5 thoughts on “Explaining the LRMI Alignment Object

  1. Thanks, Phil, it is really useful to draw attention to this – I was initially puzzled by what an alignment object was (even to me it appeared rather abstract) and you have here a pretty clear explanation that should help people.

    My own interest in this is in InLOC, and last summer I did draft a page on the relationship between InLOC and LRMI.

    I’m hoping to find the time to contribute to the discussion on the LRMI list, but just to give a hint of my contribution, InLOC is exactly designed to give a clear formal structured representation for particular types of educational frameworks. I would look forward to LRMI including optional URLs for the framework itself and the alignment type, rather than only text fields.

  2. Phil,
    Thank you for this very clear explanation!

    The OER Commons example you mention makes use of the “degree of alignment”. This is no doubt /very/ clever!
    But that rises the need for an additional attribute for the AlignmentObject. Let me generalize this issue.

    Why is that extremely useful information not marked-up (I checked the HTML source) and is it not made available as (linked – machine understandable) data?

    The obvious answer is because there is no suitable property for that – but my question actually reads: “why is the schema.org extension mechanism not used in this case”?

    Even if that information would not be used, at the moment, by a Google search, it could be used by other people, and this is exactly the mechanism foreseen to pave the way for a future extensions of LRMI!

    I would really appreciate your informed comment on this.


  3. Thanks all for your comments. Your suggestions make sense, but the first priority has to be getting people to use the Alignment Object as it is. Then we can think about whether we should add to it and refine it.

    In more detail: Renato it would be great to collect examples of other people who use degree of alignment, to examine whether they are indeed all doing the same thing and to gather evidence about whether it is useful as well as clever, then if we come to the point where people are demanding more detail in the alignment object we could make a case for this being added.

    Morpheus, the hope is that the URL for a node in a framework would dereference to more information about the framework, in other words identify the node and allow semantic web people to follow their nose in order to discover information about the framework. Simon’s work leads that way. The text description of the framework and node are in the alignment object because not every educational framework is semantic web friendly and not every search tool follows links like this: without the text properties there would be no text on the actual page being marked-up that a search engine would find.

    1. Phil,
      You are right: the keyword is “useful”.

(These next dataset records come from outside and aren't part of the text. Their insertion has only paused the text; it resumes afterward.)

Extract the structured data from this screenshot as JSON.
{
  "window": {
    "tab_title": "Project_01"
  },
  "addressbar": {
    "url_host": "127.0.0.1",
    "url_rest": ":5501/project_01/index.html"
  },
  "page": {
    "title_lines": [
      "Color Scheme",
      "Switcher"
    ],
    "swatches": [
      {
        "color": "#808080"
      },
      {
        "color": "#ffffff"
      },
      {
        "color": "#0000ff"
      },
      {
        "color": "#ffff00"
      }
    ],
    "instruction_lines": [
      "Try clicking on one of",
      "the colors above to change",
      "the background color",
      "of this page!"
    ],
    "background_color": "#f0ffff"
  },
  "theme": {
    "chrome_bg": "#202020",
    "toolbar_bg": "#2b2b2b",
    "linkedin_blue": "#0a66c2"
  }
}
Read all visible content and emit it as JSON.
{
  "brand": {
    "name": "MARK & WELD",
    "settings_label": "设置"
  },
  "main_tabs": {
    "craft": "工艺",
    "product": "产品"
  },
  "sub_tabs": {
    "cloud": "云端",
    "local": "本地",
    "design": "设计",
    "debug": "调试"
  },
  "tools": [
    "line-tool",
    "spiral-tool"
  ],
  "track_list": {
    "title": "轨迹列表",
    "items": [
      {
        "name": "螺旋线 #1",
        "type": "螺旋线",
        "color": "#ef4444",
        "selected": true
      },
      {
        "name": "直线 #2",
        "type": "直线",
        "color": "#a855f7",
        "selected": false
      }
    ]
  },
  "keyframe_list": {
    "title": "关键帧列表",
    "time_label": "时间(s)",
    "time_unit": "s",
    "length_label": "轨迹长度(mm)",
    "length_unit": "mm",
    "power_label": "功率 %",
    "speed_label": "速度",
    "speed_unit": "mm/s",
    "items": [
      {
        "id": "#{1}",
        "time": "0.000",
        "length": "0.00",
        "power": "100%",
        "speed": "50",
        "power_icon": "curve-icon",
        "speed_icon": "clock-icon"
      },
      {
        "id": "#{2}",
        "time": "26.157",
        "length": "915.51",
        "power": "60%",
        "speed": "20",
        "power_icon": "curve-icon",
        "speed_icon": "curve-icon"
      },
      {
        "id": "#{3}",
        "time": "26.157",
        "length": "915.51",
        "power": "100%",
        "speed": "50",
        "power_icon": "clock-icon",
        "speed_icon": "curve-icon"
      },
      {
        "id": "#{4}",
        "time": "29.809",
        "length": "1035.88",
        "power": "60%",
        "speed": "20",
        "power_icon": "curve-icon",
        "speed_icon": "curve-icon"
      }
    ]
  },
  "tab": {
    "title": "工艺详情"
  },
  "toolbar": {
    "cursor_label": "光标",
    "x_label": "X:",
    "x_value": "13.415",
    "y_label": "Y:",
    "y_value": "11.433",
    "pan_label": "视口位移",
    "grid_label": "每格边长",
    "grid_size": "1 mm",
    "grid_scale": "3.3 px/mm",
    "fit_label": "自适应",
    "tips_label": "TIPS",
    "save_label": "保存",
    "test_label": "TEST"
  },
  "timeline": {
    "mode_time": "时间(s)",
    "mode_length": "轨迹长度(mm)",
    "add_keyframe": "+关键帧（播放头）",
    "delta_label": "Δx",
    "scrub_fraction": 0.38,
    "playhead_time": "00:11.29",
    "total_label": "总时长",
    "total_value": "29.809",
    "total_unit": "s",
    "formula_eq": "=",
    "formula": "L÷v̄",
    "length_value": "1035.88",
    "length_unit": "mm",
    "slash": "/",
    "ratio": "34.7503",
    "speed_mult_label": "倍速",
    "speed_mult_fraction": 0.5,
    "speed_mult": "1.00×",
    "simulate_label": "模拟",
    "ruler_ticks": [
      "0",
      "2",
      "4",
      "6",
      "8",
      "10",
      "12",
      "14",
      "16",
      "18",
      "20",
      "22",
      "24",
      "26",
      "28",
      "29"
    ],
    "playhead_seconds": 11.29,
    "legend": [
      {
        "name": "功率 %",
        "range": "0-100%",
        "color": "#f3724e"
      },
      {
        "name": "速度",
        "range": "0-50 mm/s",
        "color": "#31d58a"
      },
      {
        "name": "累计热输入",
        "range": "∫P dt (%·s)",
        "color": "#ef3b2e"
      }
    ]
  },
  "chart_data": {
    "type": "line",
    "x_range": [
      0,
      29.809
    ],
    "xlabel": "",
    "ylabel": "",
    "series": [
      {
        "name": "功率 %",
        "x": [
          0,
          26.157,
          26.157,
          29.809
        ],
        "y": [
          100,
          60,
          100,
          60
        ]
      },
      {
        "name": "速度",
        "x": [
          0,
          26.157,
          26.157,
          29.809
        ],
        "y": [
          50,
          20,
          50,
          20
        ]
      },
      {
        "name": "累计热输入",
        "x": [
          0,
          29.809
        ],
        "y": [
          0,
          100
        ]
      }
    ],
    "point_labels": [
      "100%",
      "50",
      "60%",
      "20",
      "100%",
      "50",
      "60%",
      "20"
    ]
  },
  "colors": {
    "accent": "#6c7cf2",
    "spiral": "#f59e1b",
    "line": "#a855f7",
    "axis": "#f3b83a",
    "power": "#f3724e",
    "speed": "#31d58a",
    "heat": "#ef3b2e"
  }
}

      I had a quick look to existing lrmi annotated material, to (re)discover that schema.org is used quite “creatively”. This is partially a side effect of the objective to maximize its flexibility, but the resulting lack of consistency is not desirable.

      Developing simple open tools (widgets like?) to support the annotation process could greatly improve the quality of annotations (I am aware of some lrmi taggers being developed).

      I’ll be back with some ideas to elicit some feedback, but suggestions are always welcome.